Q = 6.00 kJ
given that the heat capacity of the final solution is the same as that of pure water of equal mass.
ΔH = 468 kJ/mol.
Both answers come with three sig. fig. as in data in the question.
Final mass of the solution:
[tex]m = \text{Mass of Solution} = \text{Mass of Solute} + \text{Mass of Solvent} = 51.55 + 5.12 = 56.67\;\text{g}[/tex].
An increase in temperature by one degree celsius is the same as an increase in temperature by one degree Kelvin. Change in temperature:
[tex]\Delta T = \text{Final Temperature} - \text{Initial Temperature} = 49.8 - 24.5 = 25.3\;\text{K}[/tex].

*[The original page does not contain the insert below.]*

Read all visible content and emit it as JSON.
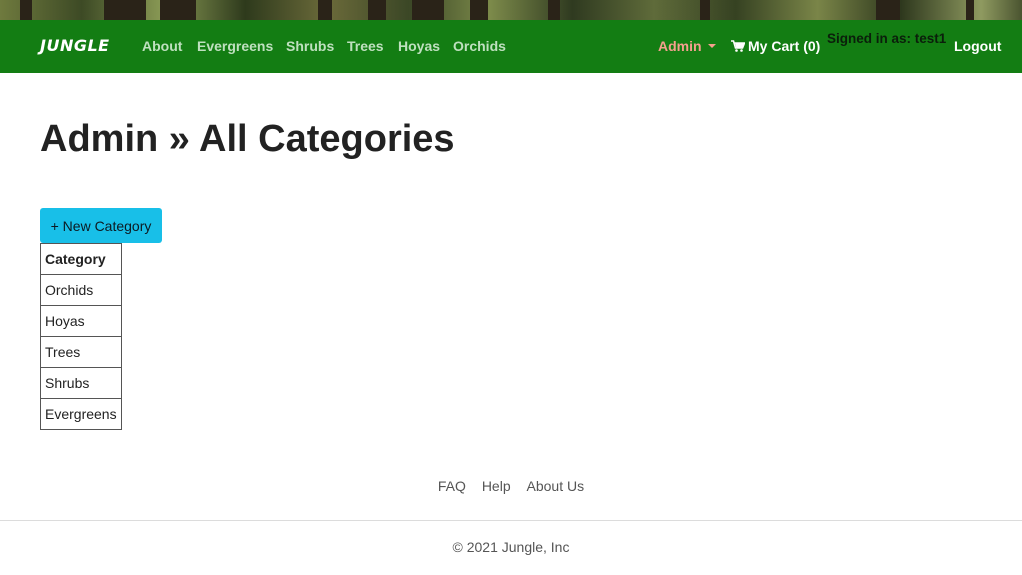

Assume that the specific heat capacity of the NaOH solution is the same as the specific heat capacity of pure water:
[tex]c = 4.182\;\text{J}\cdot\text{g}^{-1}\cdot\text{K}^{-1}[/tex].
In other words, it takes 4.182 Joules of energy to raise the temperature of one gram of pure water by one degree Kelvin. Assume that so is the case for the NaOH solution.
Energy change:
[tex]Q = c\cdot m \cdot \Delta T = 4.182 \times 56.67 \times 25.3 = 5995.95\times 10^{3} \;\text{J} = 6.00\times 10^{3}\;\text{J}[/tex].
Refer to a periodic table for relative atomic mass:
Formula mass of NaOH:
[tex]M(\text{NaOH}) = 22.990 + 15.999 + 1.008 = 39.997\;\text{g}\cdot\text{mol}^{-1}[/tex].
How many moles of formula units in that 5.12 gram of NaOH?
[tex]\displaystyle n = \frac{m}{M} = \frac{5.12}{39.997} = 0.128010\;\text{mol}[/tex].
ΔH measures the energy change per mole of NaOH dissolved. Dissolving 5.12 grams or 0.128010 moles of NaOH releases [tex]5.99595\times 10^{3} \;\text{J}[/tex] of energy.
[tex]\displaystyle \Delta H = \frac{Q}{n} = \frac{5.99595\times 10^{3}\;\text{J}}{0.128010\;\text{mol}} = 4.68\times 10^{5}\;\text{J}\cdot\text{mol}^{-1} = 4.68\times 10^{2}\;\text{kJ}\cdot\text{mol}^{-1}[/tex].